Methicillin-resistant Staphylococcus aureus (MRSA) has been one of the major nosocomial pathogens to cause frequent and serious infections that are associated with various biomedical surfaces. This study demonstrated that surface modified with host defense peptide-mimicking ß-peptide polymer, has surprisingly high bactericidal activities against Escherichia coli ( E. coli) and MRSA. As surface-tethered ß-peptide polymers cannot move freely to adopt the collaborative interactions with bacterial membrane and are too short to penetrate the cell envelop, we proposed a mode of action by diffusing away the cell membrane-stabilizing divalent ions, Ca2+ and Mg2+. This hypothesis was supported by our study that Ca2+ and Mg2+ supplementation in the assay medium causes up to 80% loss of bacterial killing efficacy and that the addition of divalent ion chelating ethylenediaminetetraacetic acid into the above assay medium leads to significant recovery of the bacterial killing efficacy.
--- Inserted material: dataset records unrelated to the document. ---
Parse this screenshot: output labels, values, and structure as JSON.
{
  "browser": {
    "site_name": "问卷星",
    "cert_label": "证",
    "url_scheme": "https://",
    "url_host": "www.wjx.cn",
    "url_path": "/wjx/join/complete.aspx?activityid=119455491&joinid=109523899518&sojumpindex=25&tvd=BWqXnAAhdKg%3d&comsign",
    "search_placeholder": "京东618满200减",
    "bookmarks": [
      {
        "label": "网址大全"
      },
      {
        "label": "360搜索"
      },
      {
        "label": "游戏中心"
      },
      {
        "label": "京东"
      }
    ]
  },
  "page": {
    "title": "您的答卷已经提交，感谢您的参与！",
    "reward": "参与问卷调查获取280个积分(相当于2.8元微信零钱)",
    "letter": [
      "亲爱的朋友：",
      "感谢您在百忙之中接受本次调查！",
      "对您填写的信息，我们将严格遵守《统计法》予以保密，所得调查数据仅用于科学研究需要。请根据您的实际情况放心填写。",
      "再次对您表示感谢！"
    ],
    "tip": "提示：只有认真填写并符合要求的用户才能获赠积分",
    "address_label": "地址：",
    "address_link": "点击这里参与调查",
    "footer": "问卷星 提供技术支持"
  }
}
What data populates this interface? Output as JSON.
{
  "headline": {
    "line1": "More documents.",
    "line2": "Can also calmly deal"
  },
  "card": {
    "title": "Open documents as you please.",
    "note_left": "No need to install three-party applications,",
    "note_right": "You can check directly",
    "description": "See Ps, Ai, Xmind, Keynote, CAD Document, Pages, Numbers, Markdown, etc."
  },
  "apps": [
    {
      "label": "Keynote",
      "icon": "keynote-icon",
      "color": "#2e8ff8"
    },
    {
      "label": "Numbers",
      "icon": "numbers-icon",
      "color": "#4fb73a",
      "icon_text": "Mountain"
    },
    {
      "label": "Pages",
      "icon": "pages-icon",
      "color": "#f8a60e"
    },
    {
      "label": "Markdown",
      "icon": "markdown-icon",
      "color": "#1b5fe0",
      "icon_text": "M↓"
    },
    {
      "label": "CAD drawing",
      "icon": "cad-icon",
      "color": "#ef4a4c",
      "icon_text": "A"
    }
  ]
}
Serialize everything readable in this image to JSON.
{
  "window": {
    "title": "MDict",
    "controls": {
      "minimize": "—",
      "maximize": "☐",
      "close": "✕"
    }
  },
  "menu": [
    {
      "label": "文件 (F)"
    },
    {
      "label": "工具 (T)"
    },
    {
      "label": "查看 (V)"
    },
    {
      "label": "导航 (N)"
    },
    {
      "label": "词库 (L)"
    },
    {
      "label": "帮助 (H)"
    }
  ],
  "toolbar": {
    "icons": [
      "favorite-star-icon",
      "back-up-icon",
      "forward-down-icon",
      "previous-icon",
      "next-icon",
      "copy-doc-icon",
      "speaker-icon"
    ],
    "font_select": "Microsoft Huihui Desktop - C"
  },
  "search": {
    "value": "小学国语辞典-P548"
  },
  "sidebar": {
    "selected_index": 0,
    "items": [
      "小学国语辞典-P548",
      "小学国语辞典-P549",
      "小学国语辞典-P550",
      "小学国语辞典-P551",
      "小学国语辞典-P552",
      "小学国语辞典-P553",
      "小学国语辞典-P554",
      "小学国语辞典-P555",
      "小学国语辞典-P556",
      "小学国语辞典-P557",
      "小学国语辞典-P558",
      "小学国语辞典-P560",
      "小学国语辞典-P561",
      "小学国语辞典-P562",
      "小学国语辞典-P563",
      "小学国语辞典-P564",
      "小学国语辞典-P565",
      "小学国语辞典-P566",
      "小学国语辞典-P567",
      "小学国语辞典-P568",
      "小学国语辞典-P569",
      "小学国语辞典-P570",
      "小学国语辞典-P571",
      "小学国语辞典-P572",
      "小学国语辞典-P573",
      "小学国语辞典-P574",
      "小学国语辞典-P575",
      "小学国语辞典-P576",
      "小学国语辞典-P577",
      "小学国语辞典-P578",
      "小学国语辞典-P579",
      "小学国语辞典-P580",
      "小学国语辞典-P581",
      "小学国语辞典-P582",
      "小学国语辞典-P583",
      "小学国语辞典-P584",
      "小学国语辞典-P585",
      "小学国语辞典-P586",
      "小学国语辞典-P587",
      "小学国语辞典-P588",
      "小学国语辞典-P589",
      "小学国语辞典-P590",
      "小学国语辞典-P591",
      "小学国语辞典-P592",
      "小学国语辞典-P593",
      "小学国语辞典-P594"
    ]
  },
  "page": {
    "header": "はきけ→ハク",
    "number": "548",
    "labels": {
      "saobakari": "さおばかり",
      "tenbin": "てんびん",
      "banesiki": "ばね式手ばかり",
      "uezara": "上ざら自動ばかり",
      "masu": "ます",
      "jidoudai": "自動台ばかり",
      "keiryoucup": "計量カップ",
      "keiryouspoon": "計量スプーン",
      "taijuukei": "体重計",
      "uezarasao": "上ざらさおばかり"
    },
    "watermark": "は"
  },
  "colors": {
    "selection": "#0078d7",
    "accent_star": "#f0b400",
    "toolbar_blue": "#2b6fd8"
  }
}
In addition to its potent bacterial killing efficacy, the surface-tethered ß-peptide polymer also demonstrated excellent biocompatibility by displaying no hemolysis and supporting mammalian cell adhesion and growth. In conclusion, this study demonstrated the potential of ß-peptide polymer-modified surface in addressing nosocomial infections that are associated with various surfaces in biomedical applications.